Mammals respond to inflammation caused by inflammatory cytokine cascades in part through central nervous system regulation. This response has been characterized in detail with respect to systemic humoral response mechanisms during inflammatory responses to endotoxin (Besedovsky et al., 1986; Woiciechowsky et al., 1998; Hu et al., 1991; Lipton and Catania, 1997). In one set of responses, afferent vagus nerve fibers are activated by endotoxin or cytokines, stimulating the release of humoral anti-inflammatory responses through glucocorticoid hormone release (Watkins and Maier, 1999; Sternberg, 1997; Scheinman et al., 1995). Previous work elucidated a role for vagus nerve signaling as a critical component in the afferent loop that modulates the adrenocorticotropin and fever responses to systemic endotoxemia and cytokinemia (Gaykema et al., 1995; Fleshner et al., 1998; Watkins et al., 1995; Romanovsky et al., 1997).
Another set of responses is through efferent vagus nerve signaling, termed the “cholinergic anti-inflammatory pathway” (Borovikova et al., 2000).
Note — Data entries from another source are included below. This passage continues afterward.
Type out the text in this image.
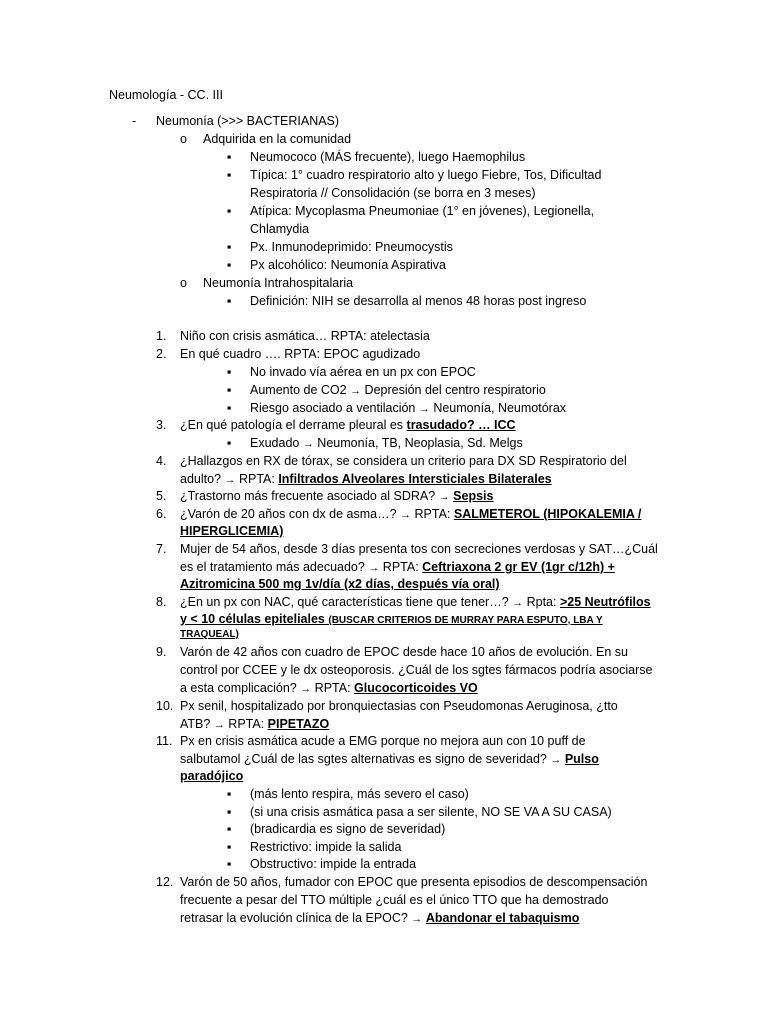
Neumología - CC. III
- Neumonía (>>> BACTERIANAS)
o Adquirida en la comunidad
▪ Neumococo (MÁS frecuente), luego Haemophilus
▪ Típica: 1° cuadro respiratorio alto y luego Fiebre, Tos, Dificultad
Respiratoria // Consolidación (se borra en 3 meses)
▪ Atípica: Mycoplasma Pneumoniae (1° en jóvenes), Legionella,
Chlamydia
▪ Px. Inmunodeprimido: Pneumocystis
▪ Px alcohólico: Neumonía Aspirativa
o Neumonía Intrahospitalaria
▪ Definición: NIH se desarrolla al menos 48 horas post ingreso
1. Niño con crisis asmática… RPTA: atelectasia
2. En qué cuadro …. RPTA: EPOC agudizado
▪ No invado vía aérea en un px con EPOC
▪ Aumento de CO2 → Depresión del centro respiratorio
▪ Riesgo asociado a ventilación → Neumonía, Neumotórax
3. ¿En qué patología el derrame pleural es trasudado? … ICC
▪ Exudado → Neumonía, TB, Neoplasia, Sd. Melgs
4. ¿Hallazgos en RX de tórax, se considera un criterio para DX SD Respiratorio del
adulto? → RPTA: Infiltrados Alveolares Intersticiales Bilaterales
5. ¿Trastorno más frecuente asociado al SDRA? → Sepsis
6. ¿Varón de 20 años con dx de asma…? → RPTA: SALMETEROL (HIPOKALEMIA /
HIPERGLICEMIA)
7. Mujer de 54 años, desde 3 días presenta tos con secreciones verdosas y SAT…¿Cuál
es el tratamiento más adecuado? → RPTA: Ceftriaxona 2 gr EV (1gr c/12h) +
Azitromicina 500 mg 1v/día (x2 días, después vía oral)
8. ¿En un px con NAC, qué características tiene que tener…? → Rpta: >25 Neutrófilos
y < 10 células epiteliales (BUSCAR CRITERIOS DE MURRAY PARA ESPUTO, LBA Y
TRAQUEAL)
9. Varón de 42 años con cuadro de EPOC desde hace 10 años de evolución. En su
control por CCEE y le dx osteoporosis. ¿Cuál de los sgtes fármacos podría asociarse
a esta complicación? → RPTA: Glucocorticoides VO
10. Px senil, hospitalizado por bronquiectasias con Pseudomonas Aeruginosa, ¿tto
ATB? → RPTA: PIPETAZO
11. Px en crisis asmática acude a EMG porque no mejora aun con 10 puff de
salbutamol ¿Cuál de las sgtes alternativas es signo de severidad? → Pulso
paradójico
▪ (más lento respira, más severo el caso)
▪ (si una crisis asmática pasa a ser silente, NO SE VA A SU CASA)
▪ (bradicardia es signo de severidad)
▪ Restrictivo: impide la salida
▪ Obstructivo: impide la entrada
12. Varón de 50 años, fumador con EPOC que presenta episodios de descompensación
frecuente a pesar del TTO múltiple ¿cuál es el único TTO que ha demostrado
retrasar la evolución clínica de la EPOC? → Abandonar el tabaquismo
Stimulation of the efferent vagus nerve attenuates systemic inflammatory responses and inhibits TNF release (Id.; Bernik et al., 2002; Tracey et al., 2001; U.S. patent application Ser. No. 09/855,446). Acetylcholine, the principle neurotransmitter of the vagus nerve, attenuates macrophage cytokine synthesis by signaling through α-bungarotoxin-sensitive nicotinic acetylcholine receptors, but the identity of the essential macrophage receptor is unknown.
Nicotinic acetylcholine receptors are a family of ligand-gated, pentameric ion channels. In humans, 16 different subunits (α1-7, α9-10, β1-4, δ, ε, and γ) have been identified that form a large number of homo- and hetero-pentameric receptors with distinct structural and pharmacological properties (Lindstrom, 1995; Leonard and Bertrand, 2001; Le Novere and Changeux, 1995). The main known function of this receptor family is to transmit signals for the neurotransmitter acetylcholine at neuromuscular junctions and in the central and peripheral nervous systems (Lindstrom, 1995; Leonard and Bertrand, 2001; Le Novere and Changeux, 1995, Marubio and Changeux, 2000; Steinlein, 1998). Our previous work indicated the presence of α-bungarotoxin-sensitive nicotinic receptors on primary human macrophages (Borovikova et al., 2000), but the identity of the specific receptor subunit was unknown.
Knowledge of the particular nicotinic receptor that is responsible for inhibiting inflammation would be useful to identify specific agonists of the receptor that would inhibit inflammation. Such agonists would be likely to have fewer side effects than currently identified agonists that are relatively non-specific. The identity of other physiological effects influenced by the anti-inflammatory receptor would also be facilitated.